Registros de operativos de erradicación de plantaciones de marihuana efectuados por la Secretaría Nacional Antidrogas (Senad) y el Ministerio Público dejan evidencia de la actuación selectiva del poder penal, que antepone la destrucción de cultivos y no la detención de personas. Además, expone la protección policial de los cultivos ilegales previo pago de un canon, más conocido como ñemboja, para el cuidado o caso contrario se procede a la destrucción de la plantación.
Según una investigación llevada a cabo por el experto en criminología, Juan Martens Molas, publicada en diciembre del año pasado, en la revista Población y Desarrollo, de la Facultad de Ciencias Económicas de la Universidad Nacional de Asunción, realizada en dos comunidades de Canindeyú, revela una alta destrucción de cultivos en contrapartida de mínimas detenciones.
El estudio señala que en la Comunidad I, entre 2023 y 2025 se destruyeron 2.043.756 kilos, en tanto que en la Comunidad II fueron erradicados 841.714 kilos de marihuana. Estos datos se contrastan y encajan con lo que Martens califica de “actuación selectiva del poder penal”.
También indica que a pesar de la intensidad de los operativos de las autoridades, en la Comunidad I solo se registraron 13 detenciones, y en la Comunidad II, apenas 5.
Al respecto, Martens aclaró que la principal diferencia entre las dos comunidades es que una cultiva dentro de una reserva de 66.000 hectáreas, por lo que el cultivo es mucho más amplio y tiene una dinámica diferente.
Sin embargo, en la otra comunidad se planta en las propias fincas rurales y en algunas estancias cercanas, donde al igual que en la reserva se ingresa generalmente sin permiso. “Es por eso que hay una tolerancia social y una justificación institucional, hablamos con ambos jefes comunales y reconocen como problema y una tolerancia porque justamente no hay opciones.

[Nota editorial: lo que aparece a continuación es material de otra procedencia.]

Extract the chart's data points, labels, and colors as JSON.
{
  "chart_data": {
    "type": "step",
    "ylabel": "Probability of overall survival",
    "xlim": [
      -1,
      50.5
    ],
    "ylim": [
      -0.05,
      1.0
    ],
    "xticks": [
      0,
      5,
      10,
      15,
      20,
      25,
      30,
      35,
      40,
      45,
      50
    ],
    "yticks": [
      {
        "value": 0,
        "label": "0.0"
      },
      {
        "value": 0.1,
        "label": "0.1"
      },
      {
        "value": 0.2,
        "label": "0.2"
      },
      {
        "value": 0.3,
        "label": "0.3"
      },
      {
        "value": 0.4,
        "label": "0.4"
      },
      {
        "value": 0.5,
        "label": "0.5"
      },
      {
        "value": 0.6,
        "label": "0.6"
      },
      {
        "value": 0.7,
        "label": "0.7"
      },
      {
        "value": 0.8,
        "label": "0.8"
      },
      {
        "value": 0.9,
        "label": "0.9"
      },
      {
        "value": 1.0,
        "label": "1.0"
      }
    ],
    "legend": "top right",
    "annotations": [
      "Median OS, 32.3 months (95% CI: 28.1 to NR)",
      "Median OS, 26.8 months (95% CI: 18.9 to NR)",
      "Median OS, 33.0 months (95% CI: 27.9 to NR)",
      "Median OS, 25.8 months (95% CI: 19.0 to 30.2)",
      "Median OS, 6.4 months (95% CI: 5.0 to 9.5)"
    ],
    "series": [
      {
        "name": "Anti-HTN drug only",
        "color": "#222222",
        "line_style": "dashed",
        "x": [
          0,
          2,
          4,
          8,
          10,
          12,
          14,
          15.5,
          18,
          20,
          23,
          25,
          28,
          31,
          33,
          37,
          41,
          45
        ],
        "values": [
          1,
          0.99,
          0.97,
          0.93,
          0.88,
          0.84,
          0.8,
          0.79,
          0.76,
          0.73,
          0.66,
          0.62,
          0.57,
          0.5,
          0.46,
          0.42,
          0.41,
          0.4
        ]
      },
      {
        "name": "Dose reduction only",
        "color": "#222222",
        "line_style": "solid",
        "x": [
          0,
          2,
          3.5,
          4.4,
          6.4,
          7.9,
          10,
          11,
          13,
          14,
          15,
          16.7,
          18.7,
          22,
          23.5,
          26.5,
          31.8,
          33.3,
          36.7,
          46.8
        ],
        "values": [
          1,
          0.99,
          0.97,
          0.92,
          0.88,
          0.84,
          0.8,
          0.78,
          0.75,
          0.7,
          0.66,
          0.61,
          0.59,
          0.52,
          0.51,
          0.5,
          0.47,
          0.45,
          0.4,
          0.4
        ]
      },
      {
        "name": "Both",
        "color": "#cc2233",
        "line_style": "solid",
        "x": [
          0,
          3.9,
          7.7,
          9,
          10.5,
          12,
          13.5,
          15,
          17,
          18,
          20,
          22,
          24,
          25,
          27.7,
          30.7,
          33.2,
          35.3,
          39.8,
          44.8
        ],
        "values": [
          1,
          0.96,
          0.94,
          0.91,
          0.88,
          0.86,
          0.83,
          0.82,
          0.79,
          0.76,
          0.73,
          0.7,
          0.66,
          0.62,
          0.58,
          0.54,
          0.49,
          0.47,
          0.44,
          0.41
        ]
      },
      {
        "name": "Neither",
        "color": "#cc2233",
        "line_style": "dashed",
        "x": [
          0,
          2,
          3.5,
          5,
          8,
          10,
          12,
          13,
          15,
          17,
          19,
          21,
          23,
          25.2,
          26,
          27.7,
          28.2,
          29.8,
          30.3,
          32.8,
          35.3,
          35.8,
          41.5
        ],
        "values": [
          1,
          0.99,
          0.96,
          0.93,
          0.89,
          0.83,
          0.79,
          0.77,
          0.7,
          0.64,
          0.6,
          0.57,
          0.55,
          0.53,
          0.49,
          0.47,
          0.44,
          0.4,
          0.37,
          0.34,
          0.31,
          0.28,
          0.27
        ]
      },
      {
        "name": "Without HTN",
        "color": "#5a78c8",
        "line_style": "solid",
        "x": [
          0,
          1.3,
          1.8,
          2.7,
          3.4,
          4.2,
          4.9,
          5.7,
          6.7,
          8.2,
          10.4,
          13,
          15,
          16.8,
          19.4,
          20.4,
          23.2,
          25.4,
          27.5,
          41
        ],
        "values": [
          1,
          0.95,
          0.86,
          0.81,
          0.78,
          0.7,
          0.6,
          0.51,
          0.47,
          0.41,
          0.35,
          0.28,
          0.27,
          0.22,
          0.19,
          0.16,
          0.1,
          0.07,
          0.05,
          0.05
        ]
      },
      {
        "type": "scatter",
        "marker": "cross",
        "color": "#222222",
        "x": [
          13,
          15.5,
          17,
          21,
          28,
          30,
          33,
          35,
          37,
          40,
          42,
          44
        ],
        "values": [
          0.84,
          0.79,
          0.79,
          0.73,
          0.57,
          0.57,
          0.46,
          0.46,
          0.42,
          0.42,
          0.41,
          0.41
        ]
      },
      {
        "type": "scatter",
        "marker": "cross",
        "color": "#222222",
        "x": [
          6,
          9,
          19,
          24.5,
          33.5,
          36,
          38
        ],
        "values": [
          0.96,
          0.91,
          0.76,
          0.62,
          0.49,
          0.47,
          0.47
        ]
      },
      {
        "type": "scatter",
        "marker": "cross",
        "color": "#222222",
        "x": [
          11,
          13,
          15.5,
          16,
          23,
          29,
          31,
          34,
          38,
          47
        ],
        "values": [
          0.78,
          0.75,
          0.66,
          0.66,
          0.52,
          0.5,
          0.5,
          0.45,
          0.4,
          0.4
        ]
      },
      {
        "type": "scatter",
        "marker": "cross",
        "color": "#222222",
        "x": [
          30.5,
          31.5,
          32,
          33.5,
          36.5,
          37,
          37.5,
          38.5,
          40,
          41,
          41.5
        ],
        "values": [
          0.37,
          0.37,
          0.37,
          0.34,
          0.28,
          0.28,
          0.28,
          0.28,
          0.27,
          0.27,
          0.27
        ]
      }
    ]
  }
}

Y cuando se les consulta por qué no recurren a instituciones, responden que no va a haber respuesta y que la respuesta institucional en todo caso va a ser una destrucción y eso va a perjudicar más a la economía local,” aseguró
Según el abogado, las pérdidas económicas resultan devastadoras, y en varios relatos recogidos se menciona que las personas afectadas atraviesan procesos de empobrecimiento e incluso quiebra.
“Cheve che trosaite voi la intervención oiko akue. Me partió por la mitad… aún sigo sin poder recuperarme. Había perdido todo, todo lo que ganaba estaba invirtiendo en eso, y vino el operativo (que destruyó más de 10 mil kilos en la comunidad),” refirió un entrevistado.
Al respecto, Martens aclara que si la destrucción es acompañada de selección policial o penal (detención o procesamiento), el impacto sigue agravándose porque deben conseguir en menos de 24 horas sumas que varían entre los cinco y diez millones para recuperar su libertad, sin que sean derivados al sistema penal.
En la zona, la pervivencia del cultivo es posible gracias al ñemboja (acercarse) que indica Martens, que es un intrincado sistema de pago a distintas reparticiones policiales y fiscales, que permite el desarrollo de esta economía ilegal, mediante su integración funcional al aparato estatal.
Los pagos son diferenciados, según el cuerpo policial y fiscal, así como la actividad. Este sistema se basa en lealtades, cuyo incumplimiento habilita la aplicación de multas o ñemope (la destrucción), en la jerga policial.
El criminólogo resalta que en relación a la protección policial, en ambas comunidades existen policías que trabajan en el cultivo de marihuana. “Algunos directamente como plantadores y otros como financistas”.
También aclaró, finalmente, que en una de las comunidades, en este momento por la difusión nacional e instalación de la Fuerza de Tarea Conjunta (FTC), “hay policías foráneos de otros departamentos, que realizan algunos operativos, pero la Policía y la Fiscalía forman parte de la de la misma estructura”.
- 2.043.756 kilos de marihuana fueron erradicados de la Comunidad I y se registraron un total de 13 personas detenidas.
- 841.714 kilos de marihuana se destruyeron en la Comunidad II, en tanto que estos operativos solo hubo 5 detenciones.